TCP/IP Server Failures

2005-11-04

One of the good things about the server performance testing that I’ve been doing recently is that I have been able to witness some rather rare failure conditions in action and seen how The Server Framework handles them.

When using IO Completion Ports for asynchronous IO you get notifications when reads and write complete. Read completions are obviously an important event, it’s where you receive incoming data. Write completions, on the other hand, are often viewed as less important. All that a write completion tells you is that the TCP/IP stack has taken ownership of your data. It doesn’t guarantee that the data has been sent or that it has been received by the other party, you need to rely on your own protocol to transmit that kind of information. The current framework design provides virtual functions to deal with read and write completions. All servers need to provide an implementation for ReadCompleted() but, for the most part, most servers can pretty much ignore WriteCompleted(). The default implementation of WriteCompleted() used to look like this:

void CStreamSocketConnectionManagerCallbacks::WriteCompleted(
   IStreamSocket *pSocket,
   IBuffer *pBuffer)
{
   // Derived class overrides this to deal with write completions
  
   // The check below has never failed in production code.
  
   if (pBuffer->GetUsed() != pBuffer->GetWSABUF()->len)
   {
      OnError(pSocket, 
         _T("CStreamSocketConnectionManager::WriteCompleted")
         _T(" - Socket write where not all data was written - expected: ") + 
         ToString(pBuffer->GetWSABUF()->len) + 
         _T(" sent:") + ToString(pBuffer->GetUsed()));
   }
}

After running my test tool in such a way that the server is pushed to exhaust the non-paged pool or exceed the I/O page lock limit I have now actually seen the test above fail. The comment now reads:

   // The check below has never failed in production code
   // but can do so if you run out of non-paged pool at the right point...
   // If you only have a single write pending you can resync and resend based
   // on what you actually managed to send...

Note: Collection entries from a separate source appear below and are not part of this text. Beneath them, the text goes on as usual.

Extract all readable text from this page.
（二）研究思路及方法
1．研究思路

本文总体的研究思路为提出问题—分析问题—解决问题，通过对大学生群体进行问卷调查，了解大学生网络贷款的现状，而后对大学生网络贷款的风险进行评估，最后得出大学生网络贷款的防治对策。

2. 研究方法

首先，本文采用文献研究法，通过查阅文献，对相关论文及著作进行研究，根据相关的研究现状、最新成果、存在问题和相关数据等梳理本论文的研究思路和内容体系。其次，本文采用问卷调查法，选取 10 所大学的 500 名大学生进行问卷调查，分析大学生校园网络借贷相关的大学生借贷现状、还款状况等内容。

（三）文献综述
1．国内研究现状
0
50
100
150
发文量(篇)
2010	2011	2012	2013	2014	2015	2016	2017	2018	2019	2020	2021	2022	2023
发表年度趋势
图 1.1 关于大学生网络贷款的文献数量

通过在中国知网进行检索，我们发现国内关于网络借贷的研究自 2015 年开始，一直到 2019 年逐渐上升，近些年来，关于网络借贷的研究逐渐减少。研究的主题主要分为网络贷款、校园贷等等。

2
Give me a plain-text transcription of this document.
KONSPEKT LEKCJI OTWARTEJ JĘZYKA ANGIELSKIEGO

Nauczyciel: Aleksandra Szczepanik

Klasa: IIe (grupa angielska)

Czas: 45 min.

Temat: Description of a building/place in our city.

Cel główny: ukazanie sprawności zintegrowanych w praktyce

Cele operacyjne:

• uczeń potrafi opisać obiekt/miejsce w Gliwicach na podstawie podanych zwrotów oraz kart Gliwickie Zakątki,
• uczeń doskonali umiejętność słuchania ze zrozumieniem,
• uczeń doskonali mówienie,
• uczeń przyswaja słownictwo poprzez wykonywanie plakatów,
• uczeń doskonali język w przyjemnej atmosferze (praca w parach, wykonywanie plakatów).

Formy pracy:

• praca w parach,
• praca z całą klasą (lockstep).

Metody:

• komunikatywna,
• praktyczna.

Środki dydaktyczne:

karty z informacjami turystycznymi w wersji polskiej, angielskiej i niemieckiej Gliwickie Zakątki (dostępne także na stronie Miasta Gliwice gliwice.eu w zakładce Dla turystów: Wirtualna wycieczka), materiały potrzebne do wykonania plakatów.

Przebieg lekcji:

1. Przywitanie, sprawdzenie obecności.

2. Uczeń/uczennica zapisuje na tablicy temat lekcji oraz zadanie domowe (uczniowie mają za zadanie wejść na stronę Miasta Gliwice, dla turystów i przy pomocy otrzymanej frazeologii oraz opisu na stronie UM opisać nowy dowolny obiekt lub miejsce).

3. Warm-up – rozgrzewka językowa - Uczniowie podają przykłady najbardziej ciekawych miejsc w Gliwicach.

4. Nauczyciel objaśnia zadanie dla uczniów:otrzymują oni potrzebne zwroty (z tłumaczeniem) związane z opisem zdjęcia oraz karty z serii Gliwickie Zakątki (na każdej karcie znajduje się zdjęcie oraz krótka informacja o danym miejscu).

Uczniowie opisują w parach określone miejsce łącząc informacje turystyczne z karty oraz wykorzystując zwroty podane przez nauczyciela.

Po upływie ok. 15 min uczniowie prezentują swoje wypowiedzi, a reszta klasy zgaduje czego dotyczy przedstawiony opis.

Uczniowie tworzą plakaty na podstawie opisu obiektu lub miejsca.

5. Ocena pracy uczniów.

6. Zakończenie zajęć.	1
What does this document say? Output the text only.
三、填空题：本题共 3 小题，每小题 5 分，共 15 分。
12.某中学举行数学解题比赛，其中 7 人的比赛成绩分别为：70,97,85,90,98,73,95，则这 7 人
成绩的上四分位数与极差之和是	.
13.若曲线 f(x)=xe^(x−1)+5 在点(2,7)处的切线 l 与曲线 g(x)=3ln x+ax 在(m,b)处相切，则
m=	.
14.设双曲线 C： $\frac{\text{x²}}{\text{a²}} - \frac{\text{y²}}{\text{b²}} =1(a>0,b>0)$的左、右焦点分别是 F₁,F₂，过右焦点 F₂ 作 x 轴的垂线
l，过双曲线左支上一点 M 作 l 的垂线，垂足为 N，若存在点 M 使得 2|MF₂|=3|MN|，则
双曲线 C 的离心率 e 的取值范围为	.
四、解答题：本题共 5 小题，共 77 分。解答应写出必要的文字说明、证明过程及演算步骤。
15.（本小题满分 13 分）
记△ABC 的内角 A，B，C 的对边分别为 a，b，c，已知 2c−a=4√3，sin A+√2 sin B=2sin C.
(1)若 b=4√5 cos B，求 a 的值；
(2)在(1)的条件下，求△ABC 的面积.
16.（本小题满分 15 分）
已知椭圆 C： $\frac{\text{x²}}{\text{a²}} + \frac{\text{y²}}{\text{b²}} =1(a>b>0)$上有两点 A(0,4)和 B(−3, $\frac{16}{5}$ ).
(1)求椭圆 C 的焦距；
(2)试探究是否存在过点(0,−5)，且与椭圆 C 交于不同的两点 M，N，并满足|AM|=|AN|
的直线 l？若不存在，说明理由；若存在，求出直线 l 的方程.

Obviously what you can actually do at this point will depend on your server design and the protocol that it’s talking. All of the failures that I’ve seen so far have been total failures. That is the amount of data sent has been 0 but then my buffer sizes have been smaller than the operating system’s page size. If your send buffers are multiple pages in size then I guess you could, perhaps, see partial failures where part of the buffer is sent (more testing required here I guess). Since you have the data buffer and details of how much of the buffer was actually sent you could attempt to resend the data (though trying straight away would probably be a bad idea). I’m pretty sure that this failure is due to non-paged pool exhaustion, but without seeing the code inside the TCP/IP stack I can’t be sure.

The other failure that I hadn’t seen before was due to exceeding the “I/O page lock limit”. The design of The Server Framework means that all IO operations are performed on the IO pool threads. That is the IO threads issue the actual read and write calls as well as handle the completions. I do this because it simplifies the use of the framework (as I mentioned in the original article, by doing this we avoid having to worry about thread termination affecting outstanding IO requests). The downside of this design is that there’s a slight performance hit due to the extra trip through the IOCP (although we optimise this away if we know we’re already on an IO thread) and the fact that if the actual calls to WSASend() or WSARecv() fail then we have to report that failure in a slightly convoluted manner. Up until this recent testing exercise these calls haven’t failed. The actual code looks something like this:

   if (SOCKET_ERROR == ::WSASend(
      pSocket->GetSocket(),
      pBuffer->GetWSABUF(), 
      1, 
      &dwSendNumBytes,
      dwFlags,
      static_cast<OVERLAPPED*>(pBuffer), 
      NULL))
   {
      DWORD lastError = ::WSAGetLastError();
  
      if (ERROR_IO_PENDING != lastError)
      {
         pSocket->OnConnectionError(WriteError, pBuffer, lastError);
           
         pSocket->WriteCompleted();  // this pending write will never complete...
  
         pSocket->Release();
         pBuffer->Release();
      }
   }

Failures get passed through to the socket’s OnConnectionError() which gets routed back through to the derived server or connection manager object where you can handle the failure. At present both read errors and write errors are routed to the same handler with an enum used to differentiate them. I don’t currently pass the dwSendNumBytes parameter through as I assume that a failure is always total (that’s now on my list of things to check). Again what you can do to recover depends on your server design and the protocol you’re using. One thing to be aware of is that if a read fails in this way and your design means that you only have a single read pending on each socket at any one time then you now do not have a read pending on this socket and, as is quite usual in servers that I design, if your connection is being held open purely by the fact that the reference count on the socket is held above zero by the pending read then your connection will close.